The blue-chip CSI300 index fell 1.2% to 4,807.70, while the Shanghai Composite Index lost 1.3% to 3,607.09 points.
Hong Kong-listed shares of China Evergrande slumped 6.4% to the lowest in a decade as it battled a liquidity crisis amid Beijing’s draconian curbs on a bloated sector. Rating agency Fitch warned that an Evergrande default could expose numerous sectors to heightened credit risk.
Its main unit, Hengda Real Estate Group Co Ltd, halted trading of its onshore corporate bonds following a downgrade, a move that some analysts think foreshadows a default.
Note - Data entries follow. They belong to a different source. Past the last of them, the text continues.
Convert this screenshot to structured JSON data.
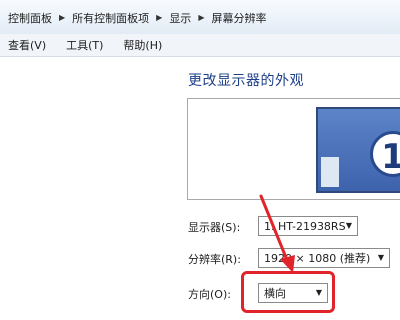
{
  "breadcrumb": [
    "控制面板",
    "所有控制面板项",
    "显示",
    "屏幕分辨率"
  ],
  "menu": [
    {
      "label": "查看(V)"
    },
    {
      "label": "工具(T)"
    },
    {
      "label": "帮助(H)"
    }
  ],
  "page": {
    "title": "更改显示器的外观"
  },
  "preview": {
    "monitor_number": "1"
  },
  "settings": {
    "display": {
      "label": "显示器(S):",
      "value": "1. HT-21938RS"
    },
    "resolution": {
      "label": "分辨率(R):",
      "value": "1920 × 1080 (推荐)"
    },
    "orientation": {
      "label": "方向(O):",
      "value": "横向"
    }
  },
  "colors": {
    "annotation": "#e0242a",
    "accent_title": "#1e3f8a"
  }
}
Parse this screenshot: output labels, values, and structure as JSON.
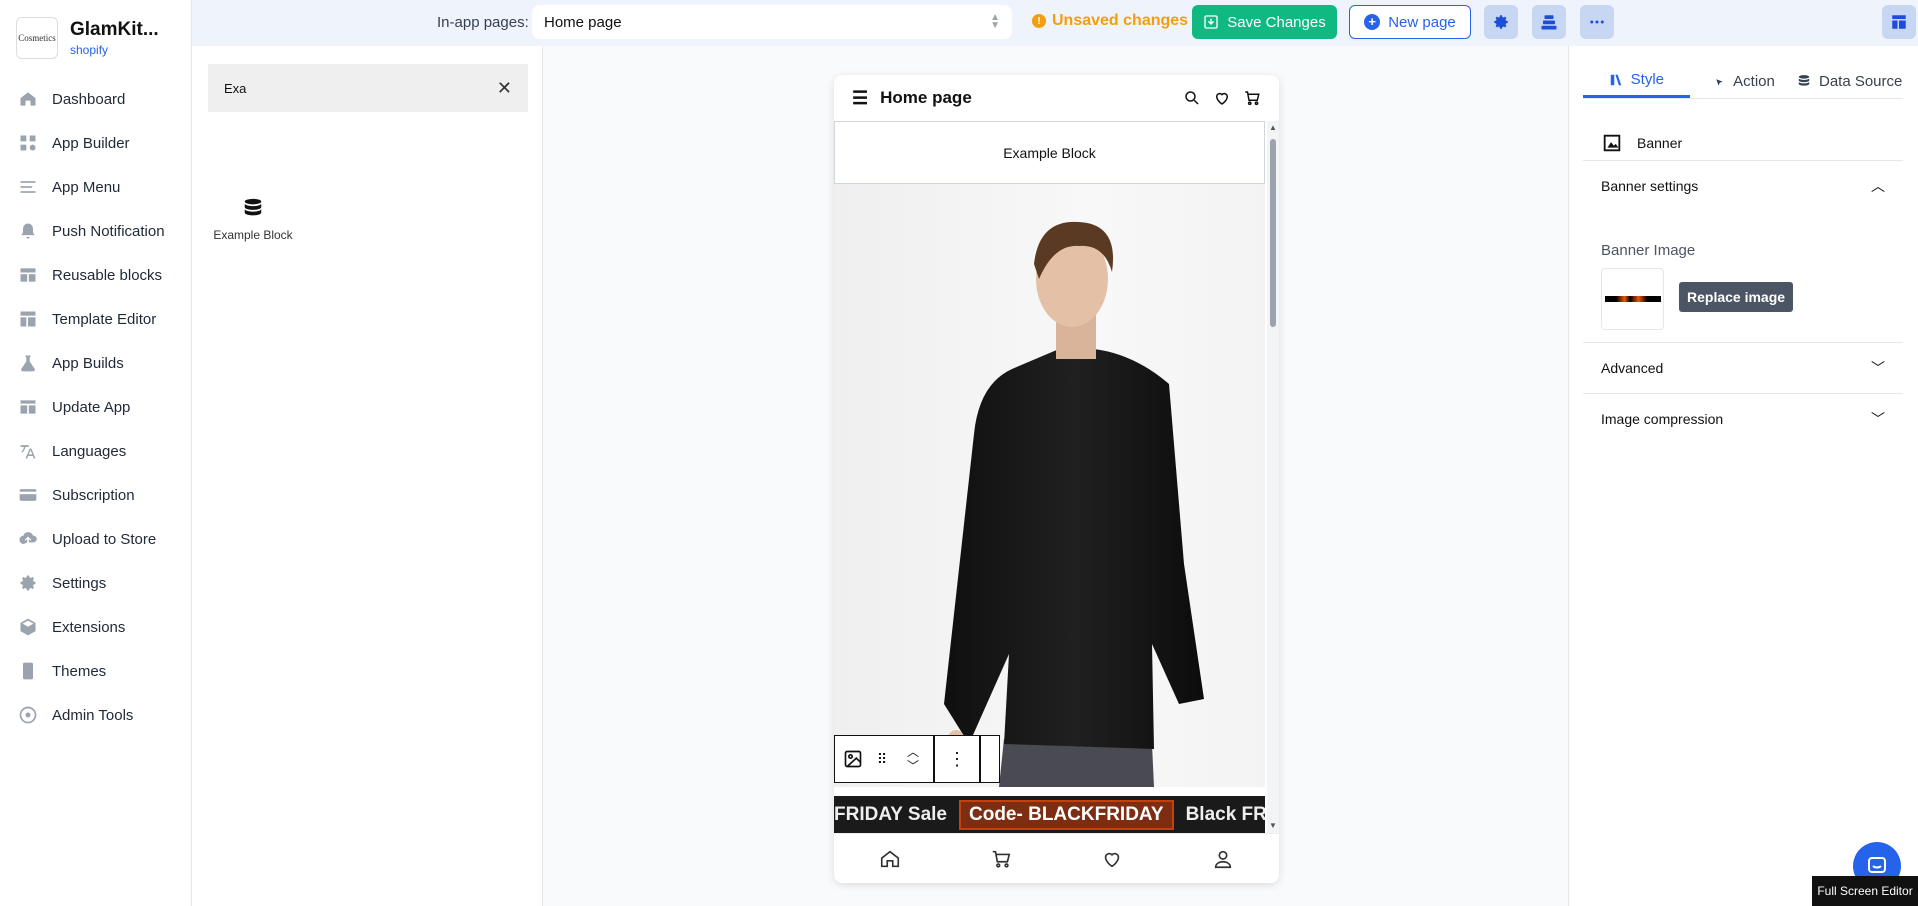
{
  "brand": {
    "logo_text": "Cosmetics",
    "name": "GlamKit...",
    "platform": "shopify"
  },
  "sidebar": {
    "items": [
      {
        "label": "Dashboard",
        "icon": "home-icon"
      },
      {
        "label": "App Builder",
        "icon": "grid-icon"
      },
      {
        "label": "App Menu",
        "icon": "menu-icon"
      },
      {
        "label": "Push Notification",
        "icon": "bell-icon"
      },
      {
        "label": "Reusable blocks",
        "icon": "blocks-icon"
      },
      {
        "label": "Template Editor",
        "icon": "template-icon"
      },
      {
        "label": "App Builds",
        "icon": "flask-icon"
      },
      {
        "label": "Update App",
        "icon": "update-icon"
      },
      {
        "label": "Languages",
        "icon": "translate-icon"
      },
      {
        "label": "Subscription",
        "icon": "card-icon"
      },
      {
        "label": "Upload to Store",
        "icon": "cloud-upload-icon"
      },
      {
        "label": "Settings",
        "icon": "gear-icon"
      },
      {
        "label": "Extensions",
        "icon": "cube-icon"
      },
      {
        "label": "Themes",
        "icon": "phone-icon"
      },
      {
        "label": "Admin Tools",
        "icon": "admin-icon"
      }
    ]
  },
  "topbar": {
    "pages_label": "In-app pages:",
    "pages_value": "Home page",
    "unsaved": "Unsaved changes",
    "save_label": "Save Changes",
    "new_page_label": "New page"
  },
  "blocks_panel": {
    "search_value": "Exa",
    "results": [
      {
        "label": "Example Block",
        "icon": "database-icon"
      }
    ]
  },
  "preview": {
    "header_title": "Home page",
    "example_block": "Example Block",
    "promo_left": "FRIDAY Sale",
    "promo_code": "Code- BLACKFRIDAY",
    "promo_right": "Black FR"
  },
  "props": {
    "tabs": [
      {
        "label": "Style",
        "active": true
      },
      {
        "label": "Action",
        "active": false
      },
      {
        "label": "Data Source",
        "active": false
      }
    ],
    "component_name": "Banner",
    "banner_settings": "Banner settings",
    "banner_image_label": "Banner Image",
    "replace_label": "Replace image",
    "advanced": "Advanced",
    "compression": "Image compression"
  },
  "footer": {
    "fullscreen_label": "Full Screen Editor"
  },
  "colors": {
    "accent": "#2563eb",
    "save": "#10b981",
    "warning": "#f59e0b"
  }
}
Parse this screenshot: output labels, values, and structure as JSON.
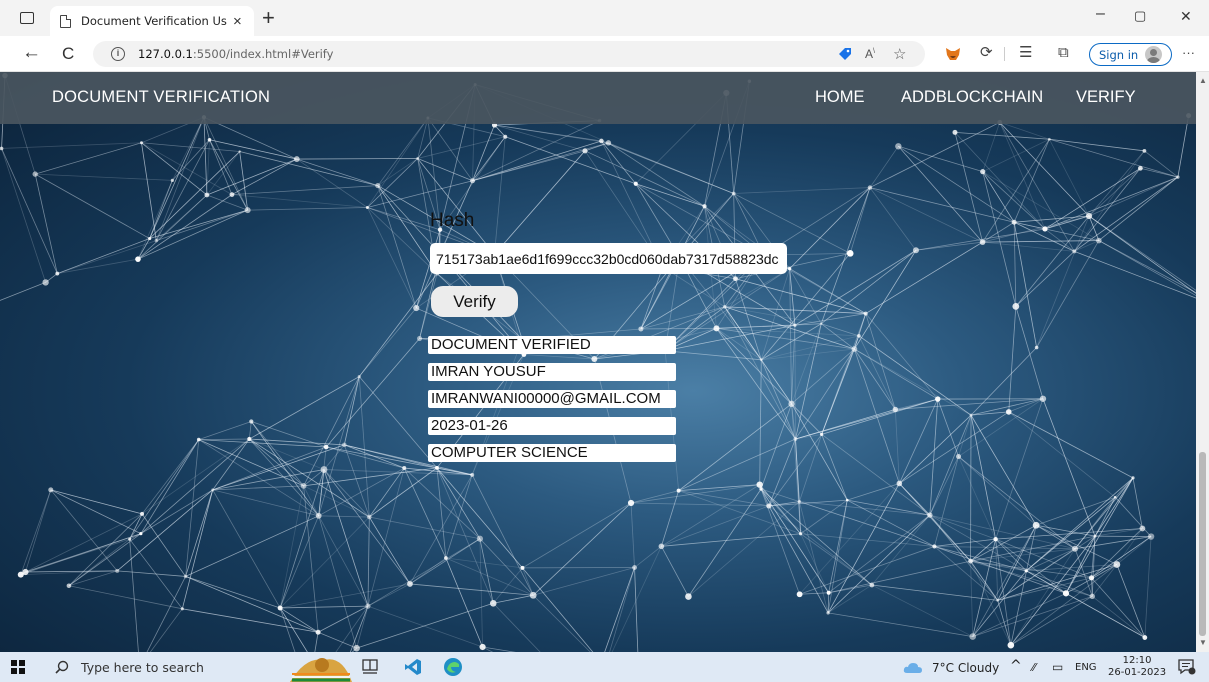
{
  "browser": {
    "tab_title": "Document Verification Using Blo",
    "tab_close": "×",
    "new_tab": "+",
    "url_host": "127.0.0.1",
    "url_rest": ":5500/index.html#Verify",
    "sign_in": "Sign in",
    "more": "···",
    "back": "←",
    "refresh": "C",
    "minimize": "–",
    "restore": "▢",
    "close": "✕"
  },
  "site": {
    "brand": "DOCUMENT VERIFICATION",
    "nav": [
      "HOME",
      "ADDBLOCKCHAIN",
      "VERIFY"
    ]
  },
  "verify": {
    "hash_label": "Hash",
    "hash_value": "715173ab1ae6d1f699ccc32b0cd060dab7317d58823dc",
    "button": "Verify",
    "results": [
      "DOCUMENT VERIFIED",
      "IMRAN YOUSUF",
      "IMRANWANI00000@GMAIL.COM",
      "2023-01-26",
      "COMPUTER SCIENCE"
    ]
  },
  "taskbar": {
    "search_placeholder": "Type here to search",
    "weather": "7°C  Cloudy",
    "language": "ENG",
    "time": "12:10",
    "date": "26-01-2023"
  },
  "colors": {
    "site_nav": "#4a5660",
    "signin_border": "#0b6ac5",
    "vscode_blue": "#2489ca",
    "edge_teal": "#1f8fc5"
  }
}
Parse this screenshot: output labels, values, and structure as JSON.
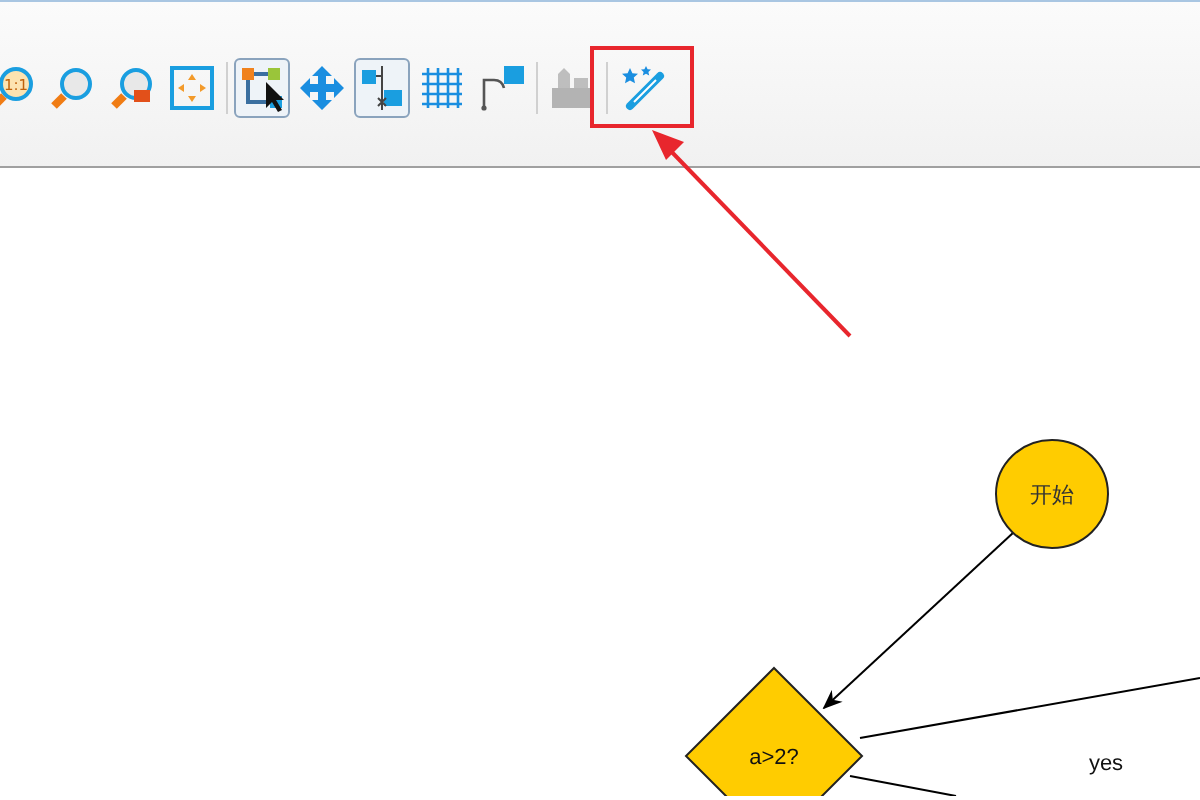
{
  "toolbar": {
    "items": [
      {
        "kind": "tool",
        "selected": false,
        "disabled": false,
        "label": "1:1"
      },
      {
        "kind": "tool",
        "selected": false,
        "disabled": false
      },
      {
        "kind": "tool",
        "selected": false,
        "disabled": false
      },
      {
        "kind": "tool",
        "selected": false,
        "disabled": false
      },
      {
        "kind": "separator"
      },
      {
        "kind": "tool",
        "selected": true,
        "disabled": false
      },
      {
        "kind": "tool",
        "selected": false,
        "disabled": false
      },
      {
        "kind": "tool",
        "selected": true,
        "disabled": false
      },
      {
        "kind": "tool",
        "selected": false,
        "disabled": false
      },
      {
        "kind": "tool",
        "selected": false,
        "disabled": false
      },
      {
        "kind": "separator"
      },
      {
        "kind": "tool",
        "selected": false,
        "disabled": true
      },
      {
        "kind": "separator"
      },
      {
        "kind": "tool",
        "selected": false,
        "disabled": false,
        "highlighted": true
      }
    ]
  },
  "canvas": {
    "nodes": [
      {
        "kind": "ellipse",
        "text": "开始"
      },
      {
        "kind": "diamond",
        "text": "a>2?"
      }
    ],
    "edge_labels": [
      "yes"
    ]
  }
}
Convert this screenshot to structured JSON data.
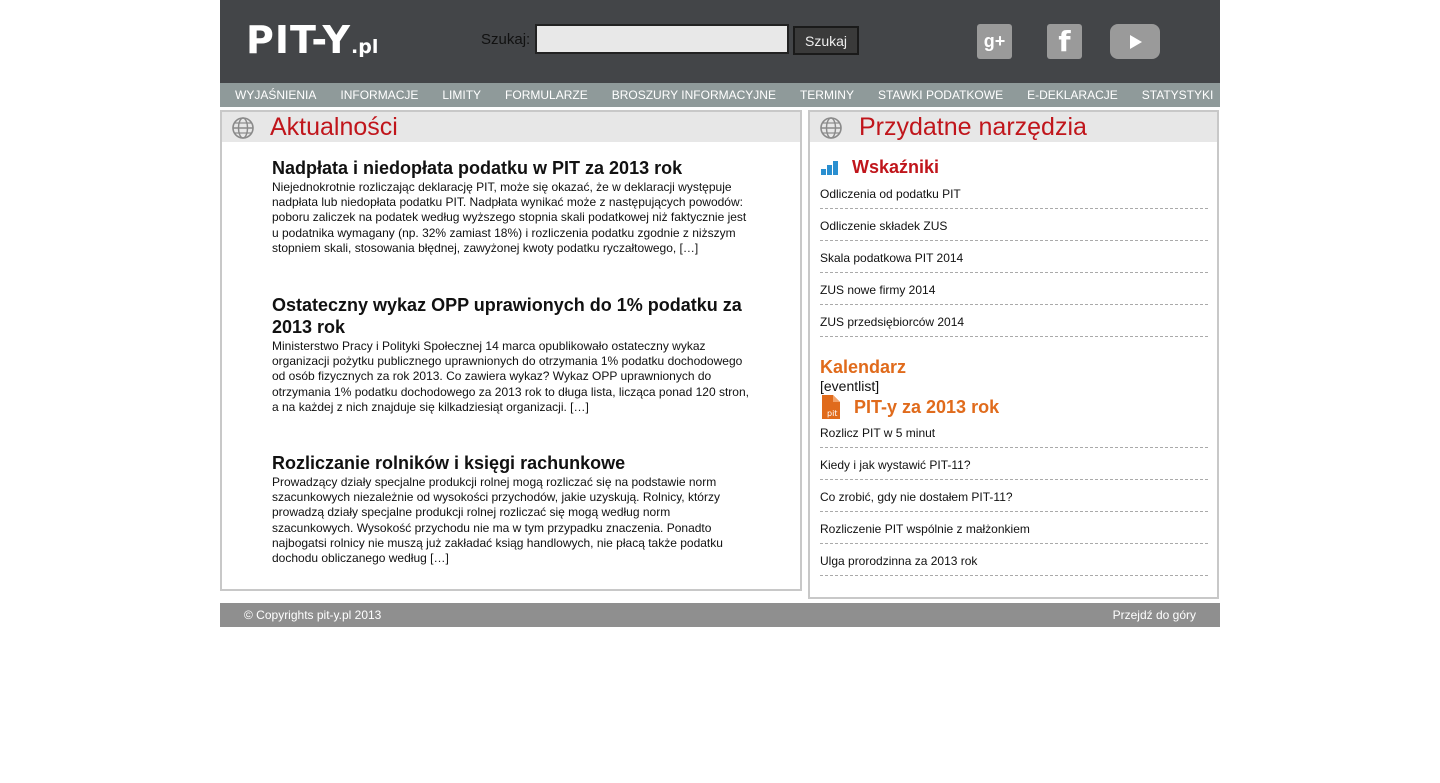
{
  "header": {
    "logo_main": "PIT-Y",
    "logo_suffix": ".pl",
    "search_label": "Szukaj:",
    "search_value": "",
    "search_button": "Szukaj",
    "social": [
      "google-plus-icon",
      "facebook-icon",
      "youtube-icon"
    ],
    "social_glyphs": {
      "google": "g+",
      "facebook": "f"
    }
  },
  "nav": [
    "WYJAŚNIENIA",
    "INFORMACJE",
    "LIMITY",
    "FORMULARZE",
    "BROSZURY INFORMACYJNE",
    "TERMINY",
    "STAWKI PODATKOWE",
    "E-DEKLARACJE",
    "STATYSTYKI"
  ],
  "news": {
    "title": "Aktualności",
    "articles": [
      {
        "title": "Nadpłata i niedopłata podatku w PIT za 2013 rok",
        "body": "Niejednokrotnie rozliczając deklarację PIT, może się okazać, że w deklaracji występuje nadpłata lub niedopłata podatku PIT. Nadpłata wynikać może z następujących powodów: poboru zaliczek na podatek według wyższego stopnia skali podatkowej niż faktycznie jest u podatnika wymagany (np. 32% zamiast 18%) i rozliczenia podatku zgodnie z niższym stopniem skali, stosowania błędnej, zawyżonej kwoty podatku ryczałtowego, […]"
      },
      {
        "title": "Ostateczny wykaz OPP uprawionych do 1% podatku za 2013 rok",
        "body": "Ministerstwo Pracy i Polityki Społecznej 14 marca opublikowało ostateczny wykaz organizacji pożytku publicznego uprawnionych do otrzymania 1% podatku dochodowego od osób fizycznych za rok 2013. Co zawiera wykaz? Wykaz OPP uprawnionych do otrzymania 1% podatku dochodowego za 2013 rok to długa lista, licząca ponad 120 stron, a na każdej z nich znajduje się kilkadziesiąt organizacji. […]"
      },
      {
        "title": "Rozliczanie rolników i księgi rachunkowe",
        "body": "Prowadzący działy specjalne produkcji rolnej mogą rozliczać się na podstawie norm szacunkowych niezależnie od wysokości przychodów, jakie uzyskują. Rolnicy, którzy prowadzą działy specjalne produkcji rolnej rozliczać się mogą według norm szacunkowych. Wysokość przychodu nie ma w tym przypadku znaczenia. Ponadto najbogatsi rolnicy nie muszą już zakładać ksiąg handlowych, nie płacą także podatku dochodu obliczanego według […]"
      }
    ]
  },
  "tools": {
    "title": "Przydatne narzędzia",
    "indicators_title": "Wskaźniki",
    "indicators": [
      "Odliczenia od podatku PIT",
      "Odliczenie składek ZUS",
      "Skala podatkowa PIT 2014",
      "ZUS nowe firmy 2014",
      "ZUS przedsiębiorców 2014"
    ],
    "calendar_title": "Kalendarz",
    "calendar_placeholder": "[eventlist]",
    "pit_title": "PIT-y za 2013 rok",
    "pit_icon_text": "pit",
    "pit_links": [
      "Rozlicz PIT w 5 minut",
      "Kiedy i jak wystawić PIT-11?",
      "Co zrobić, gdy nie dostałem PIT-11?",
      "Rozliczenie PIT wspólnie z małżonkiem",
      "Ulga prorodzinna za 2013 rok"
    ]
  },
  "footer": {
    "copyright": "© Copyrights pit-y.pl 2013",
    "back_to_top": "Przejdź do góry"
  },
  "colors": {
    "header_bg": "#434548",
    "nav_bg": "#8f9a9a",
    "title_red": "#c0151b",
    "title_orange": "#e06b1c",
    "footer_bg": "#8f8f8f",
    "icon_blue": "#2a8fd0"
  }
}
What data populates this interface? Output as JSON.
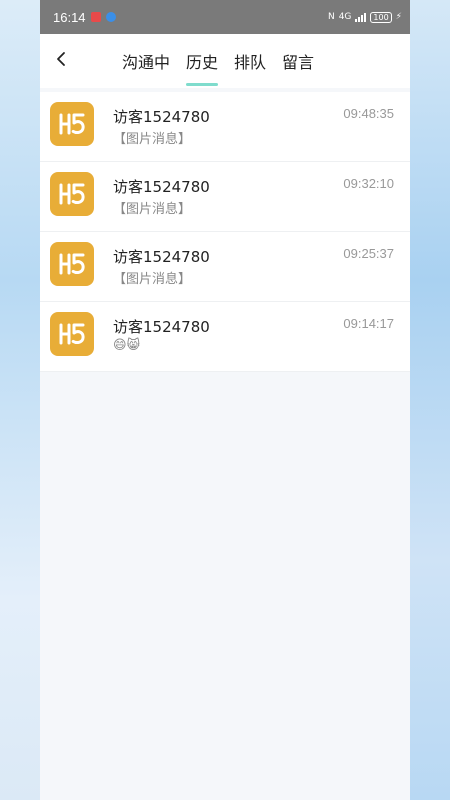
{
  "status_bar": {
    "time": "16:14",
    "network": "4G",
    "battery": "100"
  },
  "header": {
    "tabs": [
      {
        "label": "沟通中",
        "active": false
      },
      {
        "label": "历史",
        "active": true
      },
      {
        "label": "排队",
        "active": false
      },
      {
        "label": "留言",
        "active": false
      }
    ]
  },
  "conversations": [
    {
      "name": "访客1524780",
      "time": "09:48:35",
      "message": "【图片消息】"
    },
    {
      "name": "访客1524780",
      "time": "09:32:10",
      "message": "【图片消息】"
    },
    {
      "name": "访客1524780",
      "time": "09:25:37",
      "message": "【图片消息】"
    },
    {
      "name": "访客1524780",
      "time": "09:14:17",
      "message": "😄😸"
    }
  ],
  "colors": {
    "accent": "#7fdccd",
    "avatar_bg": "#e8ad37",
    "status_bar_bg": "#7a7a7a"
  }
}
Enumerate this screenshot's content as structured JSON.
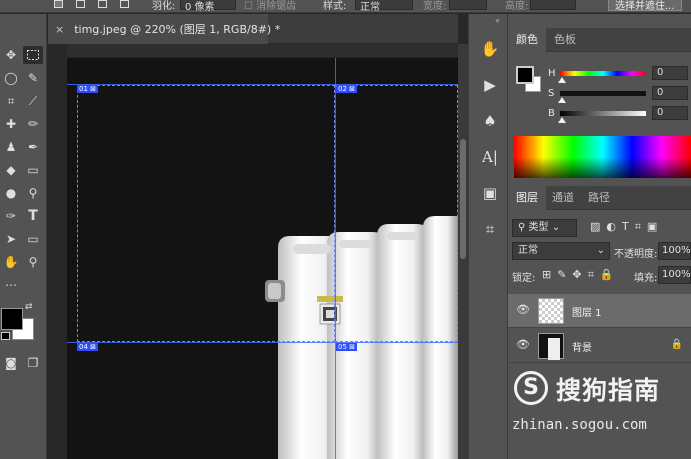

The CSI300 Real Estate Index tumbled more than 3%. Both Goldman Sachs and JPMorgan warned of spillover risks to the broader Chinese property sector.
The CSI300 banking index dropped 1% amid concerns that the Evergrande property woes could result in more bad loans.
Xia Yinyin, strategist at UBS Securities, said in a note that the market is fixated on changes in economic fundamentals, rather than on liquidity conditions.
With Beijing prioritising “Common Prosperity” over freewheeling economic growth, “the investment lens through which global investors evaluate opportunities in China has changed and the strategies deployed towards investing in the Middle Kingdom need to adapt accordingly,” wrote Norman Vilamin, CIO of Wealth Management at Union Bancaire Privee (UBP).
Beijing has unleashed a series of crackdowns on industries ranging from technology to private tutoring. Investors see the property sector also in China’s regulatory crosshairs.
Shanghai’s tech-heavy STAR Market and Shenzhen’s start-up board ChNext both lost 2.4%.